Prior to the arrival of Modesto Irrigation District (MID) Director Larry Byrd, the MID Board of Directors and General Manager Allen Short represented one of the last bastions of Old Modesto. Immune from public criticism and well connected through social satraps like Tom Van Groningen, the MID operated one of the largest budgets in the region with virtually no citizen oversight.
Because of this recent history, there’s one over-arching issue in the upcoming election for new board members: Should the policies of Allen Short and Tom Van Groningen continue? Until a few months ago, Short was still on the MID payroll via the San Joaquin Tributaries Authority, and Van Groningen has played an ongoing part in establishing a slate of friendly candidates to replace him and his supporters on the board. Those who want real change at the MID will vote to ensure the policies of the past don’t dominate the policy of the future.
The Division 4 race is the most crowded. The establishment candidate is Jim Mortensen. He’s most likely to take a middle of the road stance on most issues, which means he’ll be open to discussion of water transfers.
Water transfers, the euphemism for water sales, have proven to be one of the bigger mistakes of recent years. As a result of water sales, northern California sends water all the way to Los Angeles. It also sends water south to the Westlands Water District, where intensive farming has resulted in ruined soil and groundwater. Because of the likelihood he will support water sales and is backed by those who favored the Short-Van Groningen regime, Mortensen should be defeated.
His opponents are all well-qualified and knowledgeable. Jake Wenger has been endorsed by the Farm Bureau and is not only well-versed in state and local water issues, he’s extremely articulate and a will be a good communicator with MID customers. Vote Wenger.
In Division 2, the same people who provided cover for Short and Van Groningen are boosting John Mensinger on the basis of his “analytical” abilities and business acumen. Mensinger’s opponent is Carmen Sabatino, whose term as Mayor of Modesto featured the most transparent local government before or since.
Though he’s been endorsed by the Modesto Bee, the Bee hasn’t mentioned that Mensinger has a major conflict of interest if he wins. His business, American Lumber, sells lumber to the Modesto Irrigation District. That means Mensinger will either have to give up his contract with the MID or recuse himself on issues involving lumber sales and construction. MID ratepayers should have been informed of the conflict when Mensinger declared himself a candidate.
After being nearly ruined by a politically motivated laundry list of trumped up felony charges, Sabatino reopened his Mediterranean Market and Grill just in time for the Great Recession. The business is not only wildly successful, it is expanding. Sabatino has proven his business prowess time and again, often in the worst of circumstances.
Sabatino is a fiscal hawk and has no secrets. He is far more likely to end the MID pattern of secrecy and provide MID customers the facts about the MID budget than his opponent. Vote Sabatino.

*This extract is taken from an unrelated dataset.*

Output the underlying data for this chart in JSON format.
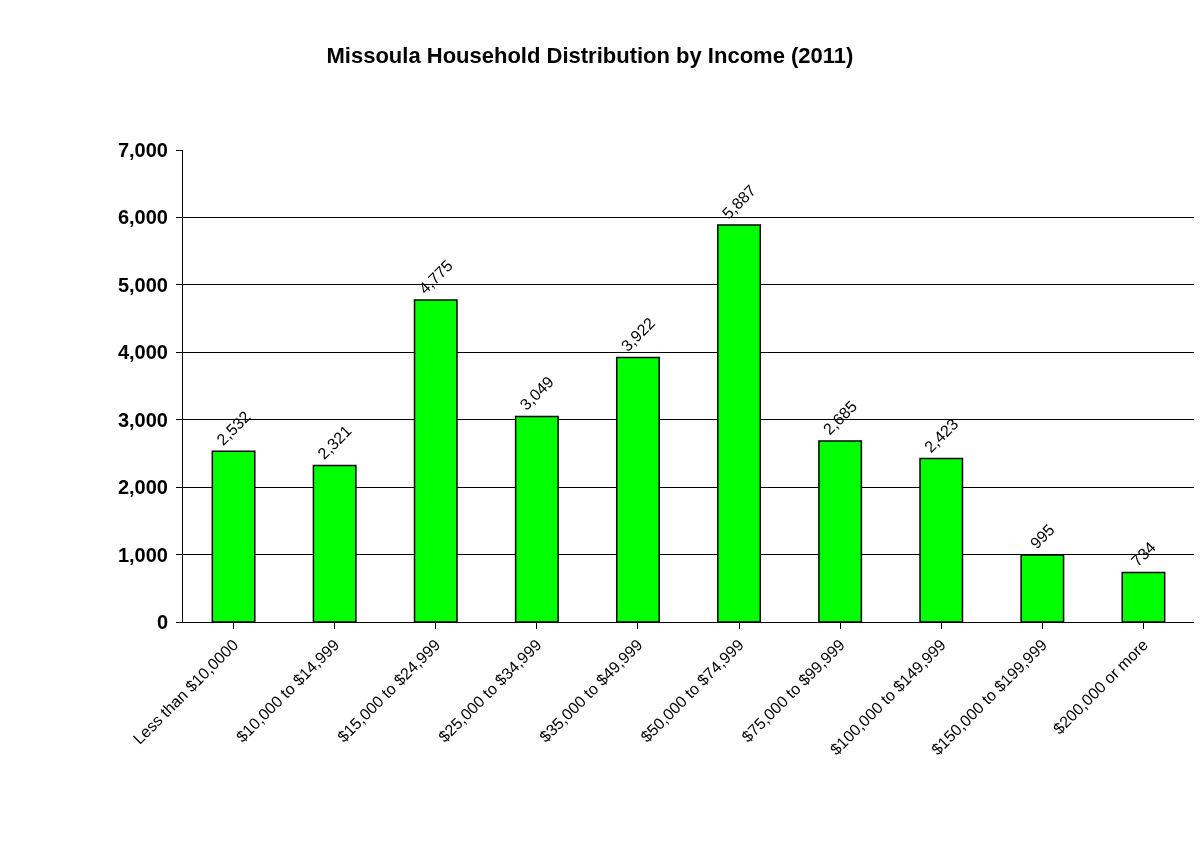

The candidates are Les Johnson and Paul Campbell. Even the Modesto Bee admits Paul Campbell “has a lot to learn.” Les Johnson is much more knowledgeable. He’s attended more MID meetings and followed all the critical issues. He’s a retired banker, so he’ll be able to provide plenty of financial advice to an organization that has a past of fiscal blunders. Vote Johnson.
The MID needs a new compass. Larry Byrd and Nick Blom have tried mightily to turn the titanic bureaucracy in a more progressive direction, but they need help. Installing a new slate of candidates who represent the MID’s old ways will send the organization back to the failed past. Johnson, Wenger, and Sabatino offer MID ratepayers the future of transparency and fiscal prudence they have so long been denied.